Dans les évangiles, il est souvent fait mention de l'attention avec laquelle les collecteurs d'impôts et les pécheurs écoutent Jésus. Il ne s'agit évidemment pas ici de dire que les mêmes pharisiens, par exemple, se considéraient comme sans péché. À cette époque, la Synagogue en savait assez sur la vie spirituelle pour que tous ses membres comprennent qu'il n'y a pas d'hommes sans péché dans le monde. Seul un homme très naïf ou extrêmement présomptueux pouvait se croire sans péché.
À cette époque comme plus tard, le chemin de la justice était vu comme le chemin par lequel l'homme surmonte sa propre condition pécheresse en allant vers Dieu et à la suite de Dieu. Et c'est dans ce chemin, dans le fait de l'emprunter ou non, que résidait la différence entre le juste et le pécheur. Les pharisiens se considéraient comme justes en ce sens : ils étaient certains d'avoir pris ce chemin et de le suivre plus ou moins avec succès. Les collecteurs d'impôts, par exemple, ne pouvaient pas en dire autant d'eux-mêmes.
Il ne s'agissait pas du fait que les collecteurs d'impôts auraient nécessairement été des malfaiteurs terribles et de grands pécheurs, mais de ceci : ils commettaient, du moins le pensait-on généralement, un péché très grave et, ce qui était particulièrement effrayant, absolument volontaire et conscient : ils entraient au service des païens qui opprimaient le peuple de Dieu. On peut bien sûr envisager cette situation de différentes manières, mais la logique est claire : l'homme qui pèche volontairement et consciemment ne peut pas, par définition, suivre le chemin de la justice. C'est de tels hommes que les évangélistes appellent d'ordinaire pécheurs, selon l'usage de leur temps.

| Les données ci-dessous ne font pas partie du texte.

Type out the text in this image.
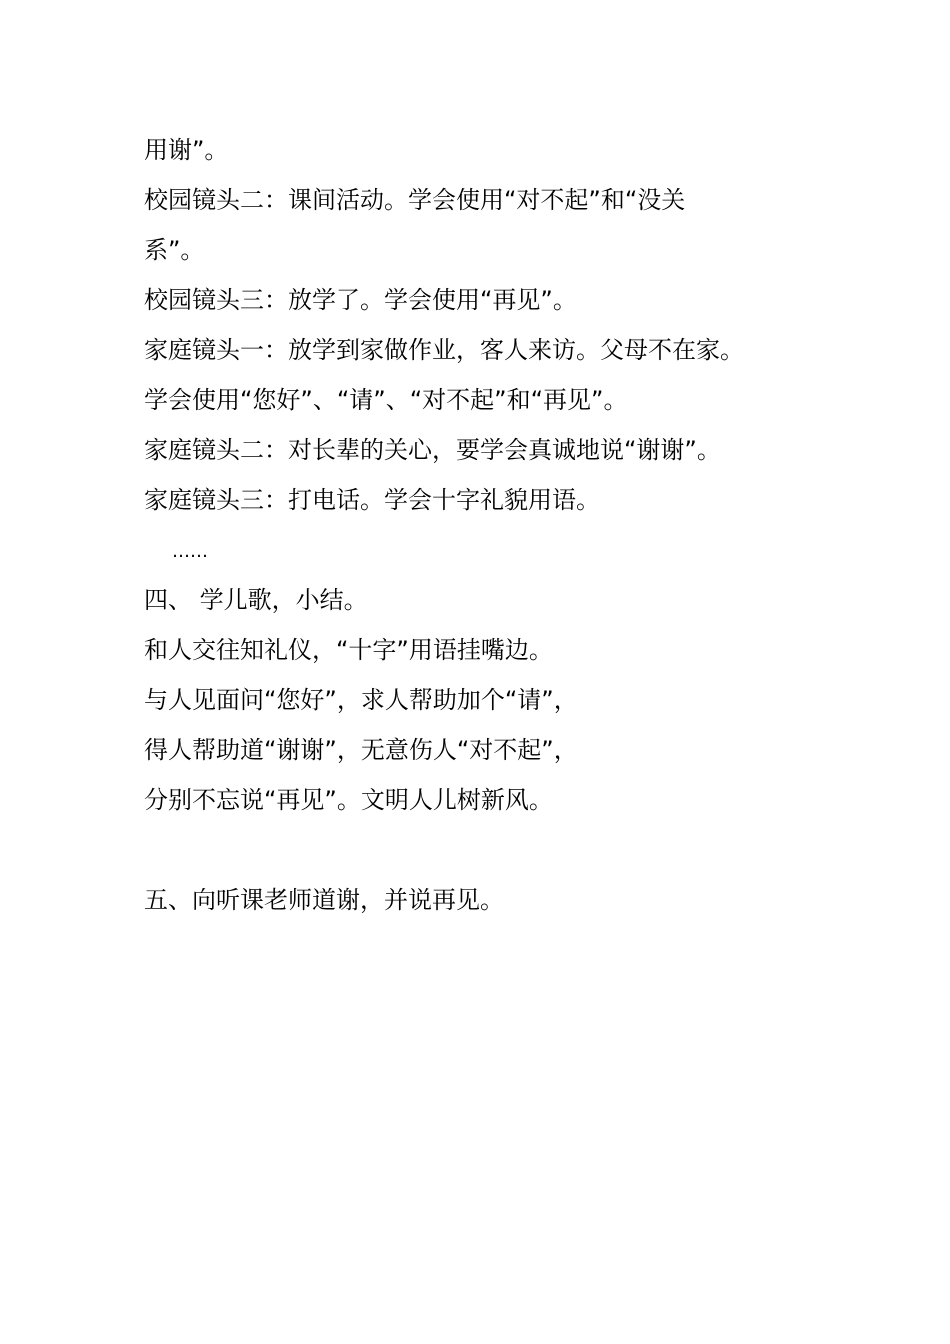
用谢”。
校园镜头二：课间活动。学会使用“对不起”和“没关
系”。
校园镜头三：放学了。学会使用“再见”。
家庭镜头一：放学到家做作业，客人来访。父母不在家。
学会使用“您好”、“请”、“对不起”和“再见”。
家庭镜头二：对长辈的关心，要学会真诚地说“谢谢”。
家庭镜头三：打电话。学会十字礼貌用语。
……
四、 学儿歌，小结。
和人交往知礼仪，“十字”用语挂嘴边。
与人见面问“您好”，求人帮助加个“请”，
得人帮助道“谢谢”，无意伤人“对不起”，
分别不忘说“再见”。文明人儿树新风。
五、向听课老师道谢，并说再见。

Bien sûr, d'autres que les collecteurs d'impôts pouvaient être tels, mais les collecteurs d'impôts se trouvaient être pécheurs par définition, du fait de leur métier. Il importe ici de garder à l'esprit qu'il était impossible de se purifier des conséquences d'un péché commis volontairement et consciemment ; même les sacrifices de purification n'y aidaient pas. L'homme pouvait se repentir du péché commis consciemment, et Dieu pouvait le lui pardonner, mais les conséquences d'un tel péché continuaient à peser sur lui, le privant de la possibilité d'entrer sur le chemin de la justice.
Mais avec la venue du Christ, tout a changé : désormais, la possibilité de commencer la vie spirituelle à neuf et d'entrer sur le chemin de la justice est apparue même pour ceux qui avaient péché consciemment et s'étaient ensuite repentis de ce qu'ils avaient fait. Il n'est pas étonnant que les collecteurs d'impôts et les pécheurs aient écouté le Christ avec une attention particulière : Lui seul pouvait leur donner cette possibilité qu'ils cherchaient et qu'ils semblaient ne pas pouvoir trouver. Mais, bien sûr, le Messie n'ouvrait pas le chemin du Royaume seulement à eux. Simplement, ils appréciaient tout particulièrement les possibilités qui s'ouvraient, et c'est pourquoi ils écoutaient le Sauveur comme personne.